Sunday, September 11, 2011

Impossible Becoming Possible

"It is love that makes the impossible possible."
  
     - Indian Proverb 



I certainly hope so! To change rules and just go for it. Doesn't that make something that seems impossible possible. I'm ready to keep changing the rules to make love possible again. To walk across the line and make something I still think is in impossible possible. I'm here in my life still living. I've still have moments where I think that is impossible but it seems like it has become possible. 


My life has been a jumble of horrible events and happy loving moments. I know I'm not the only one. Many people struggle with the events of life. We all have faced tragedy in some form. It is an impossible task to keep going yet we have all survived. I know where I was ten years ago. I watched the television just like everyone else but it seemed so surreal. The day I sat on the patio knowing Scott was missing was the feeling those families had. The moment I sat on the dirt road watching his truck be pulled from the pond was the same feeling. I still have panic attacks but I'm living. I still have doubts about achieving the impossible. 

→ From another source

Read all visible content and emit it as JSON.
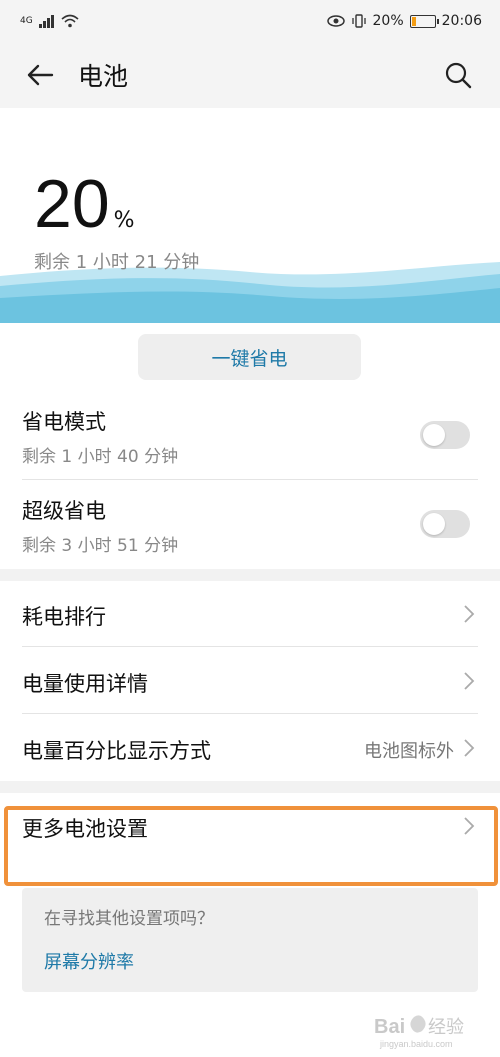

I want a life. I want my life to be more. I want to be loved and held. I want to give my love to another. Scott will always have my love but  it isn't the same. It is impossible to feel comfort from the ghost in my house when I need to be held and touched. Today I have tried to ignore the memories of 9/11. I feel the trauma of that day in a larger magnitude. It brings back more then watching the Towers being hit. It brings back all my trauma of losing Scott. I need to do the impossible. I need to make it possible. I need love to be possible again. I need the rules to change and take that leap into the impossible.